SPEC_ALL : thm -> thm

SYNOPSIS
Specializes the conclusion of a theorem with its own quantified variables.

DESCRIPTION
When applied to a theorem A |- !x1...xn. t, the inference rule SPEC_ALL returns the theorem A |- t[x1'/x1]...[xn'/xn] where the xi' are distinct variants of the corresponding xi, chosen to avoid clashes with any variables free in the assumption list.
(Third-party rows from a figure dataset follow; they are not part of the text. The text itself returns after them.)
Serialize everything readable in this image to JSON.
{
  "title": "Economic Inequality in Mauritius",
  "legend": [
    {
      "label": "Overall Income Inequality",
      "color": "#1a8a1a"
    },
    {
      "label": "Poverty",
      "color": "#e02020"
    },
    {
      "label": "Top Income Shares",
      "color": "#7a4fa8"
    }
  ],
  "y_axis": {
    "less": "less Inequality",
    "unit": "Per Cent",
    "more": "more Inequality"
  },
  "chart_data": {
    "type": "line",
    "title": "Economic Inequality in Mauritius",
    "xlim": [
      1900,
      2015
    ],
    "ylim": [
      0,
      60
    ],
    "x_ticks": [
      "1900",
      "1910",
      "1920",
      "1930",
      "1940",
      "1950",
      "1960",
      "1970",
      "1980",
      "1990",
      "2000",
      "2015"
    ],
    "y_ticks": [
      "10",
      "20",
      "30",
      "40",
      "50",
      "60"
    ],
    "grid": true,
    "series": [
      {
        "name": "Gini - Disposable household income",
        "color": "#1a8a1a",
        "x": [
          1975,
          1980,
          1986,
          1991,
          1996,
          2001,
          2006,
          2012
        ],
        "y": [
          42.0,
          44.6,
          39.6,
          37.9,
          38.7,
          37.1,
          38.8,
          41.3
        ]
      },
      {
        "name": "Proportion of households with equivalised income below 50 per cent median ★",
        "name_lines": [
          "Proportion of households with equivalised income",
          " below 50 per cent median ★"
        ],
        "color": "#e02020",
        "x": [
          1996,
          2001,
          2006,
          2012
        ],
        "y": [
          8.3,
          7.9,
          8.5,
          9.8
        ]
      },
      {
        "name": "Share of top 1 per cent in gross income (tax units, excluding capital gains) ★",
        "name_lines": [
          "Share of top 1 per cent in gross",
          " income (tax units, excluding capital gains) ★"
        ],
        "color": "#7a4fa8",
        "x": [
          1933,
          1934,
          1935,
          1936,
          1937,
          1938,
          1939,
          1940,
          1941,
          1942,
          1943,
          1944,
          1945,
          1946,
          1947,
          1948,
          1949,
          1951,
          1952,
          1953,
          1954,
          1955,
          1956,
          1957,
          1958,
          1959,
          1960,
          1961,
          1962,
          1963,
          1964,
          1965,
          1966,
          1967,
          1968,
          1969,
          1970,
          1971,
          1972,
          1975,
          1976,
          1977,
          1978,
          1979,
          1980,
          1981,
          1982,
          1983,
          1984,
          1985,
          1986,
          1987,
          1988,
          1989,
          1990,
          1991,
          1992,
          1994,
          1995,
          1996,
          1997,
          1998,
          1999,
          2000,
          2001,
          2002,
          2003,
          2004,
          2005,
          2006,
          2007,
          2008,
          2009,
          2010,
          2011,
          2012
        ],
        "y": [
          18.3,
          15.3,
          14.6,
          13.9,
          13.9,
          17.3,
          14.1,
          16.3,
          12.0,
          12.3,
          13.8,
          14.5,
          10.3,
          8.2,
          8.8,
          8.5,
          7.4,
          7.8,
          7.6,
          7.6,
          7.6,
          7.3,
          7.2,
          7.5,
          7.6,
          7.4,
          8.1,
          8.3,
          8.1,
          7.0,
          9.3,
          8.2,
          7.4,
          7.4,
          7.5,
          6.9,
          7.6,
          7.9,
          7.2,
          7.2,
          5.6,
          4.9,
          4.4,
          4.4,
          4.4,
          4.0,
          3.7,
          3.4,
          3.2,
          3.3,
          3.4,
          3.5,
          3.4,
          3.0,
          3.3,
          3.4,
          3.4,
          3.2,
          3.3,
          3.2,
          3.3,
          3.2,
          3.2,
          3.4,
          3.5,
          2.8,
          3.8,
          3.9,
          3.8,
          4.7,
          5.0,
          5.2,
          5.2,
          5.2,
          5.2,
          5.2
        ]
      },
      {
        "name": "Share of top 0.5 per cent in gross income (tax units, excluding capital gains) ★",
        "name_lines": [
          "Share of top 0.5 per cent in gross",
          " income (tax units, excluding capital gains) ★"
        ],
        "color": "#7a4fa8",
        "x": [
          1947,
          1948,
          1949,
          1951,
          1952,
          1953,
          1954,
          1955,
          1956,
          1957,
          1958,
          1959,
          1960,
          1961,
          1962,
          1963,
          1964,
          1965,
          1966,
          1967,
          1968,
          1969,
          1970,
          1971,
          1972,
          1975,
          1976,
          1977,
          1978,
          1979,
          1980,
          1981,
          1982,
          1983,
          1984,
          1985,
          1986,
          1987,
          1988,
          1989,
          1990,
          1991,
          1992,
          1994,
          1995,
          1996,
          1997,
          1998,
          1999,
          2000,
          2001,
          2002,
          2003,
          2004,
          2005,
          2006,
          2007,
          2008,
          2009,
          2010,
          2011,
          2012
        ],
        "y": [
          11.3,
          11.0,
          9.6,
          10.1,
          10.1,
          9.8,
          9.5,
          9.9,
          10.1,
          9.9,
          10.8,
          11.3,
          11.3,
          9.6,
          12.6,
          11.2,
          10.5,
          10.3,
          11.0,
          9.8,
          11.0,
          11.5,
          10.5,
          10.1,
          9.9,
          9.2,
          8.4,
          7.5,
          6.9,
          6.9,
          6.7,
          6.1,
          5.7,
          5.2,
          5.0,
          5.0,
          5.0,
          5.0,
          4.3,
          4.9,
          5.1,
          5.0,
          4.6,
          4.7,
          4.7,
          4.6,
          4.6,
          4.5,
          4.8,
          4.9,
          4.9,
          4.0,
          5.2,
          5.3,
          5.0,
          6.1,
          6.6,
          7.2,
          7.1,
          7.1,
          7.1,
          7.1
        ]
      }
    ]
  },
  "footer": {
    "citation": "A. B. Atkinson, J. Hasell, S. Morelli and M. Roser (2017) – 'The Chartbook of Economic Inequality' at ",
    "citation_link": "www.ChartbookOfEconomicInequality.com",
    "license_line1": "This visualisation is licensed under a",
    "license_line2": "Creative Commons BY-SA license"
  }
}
Normally xi' is just xi, in which case SPEC_ALL simply removes all universal quantifiers.
       A |- !x1...xn. t
   ---------------------------  SPEC_ALL
    A |- t[x1'/x1]...[xn'/xn]

FAILURE CONDITIONS
Never fails.

EXAMPLE
The following example shows how variables are also renamed to avoid clashing with those in assumptions.
  # let th = ADD_ASSUM `m = 1` ADD_SYM;;
  val th : thm = m = 1 |- !m n. m + n = n + m

  # SPEC_ALL th;;
  val it : thm = m = 1 |- m' + n = n + m'

SEE ALSO
GEN, GENL, GEN_ALL, GEN_TAC, SPEC, SPECL, SPEC_ALL, SPEC_TAC.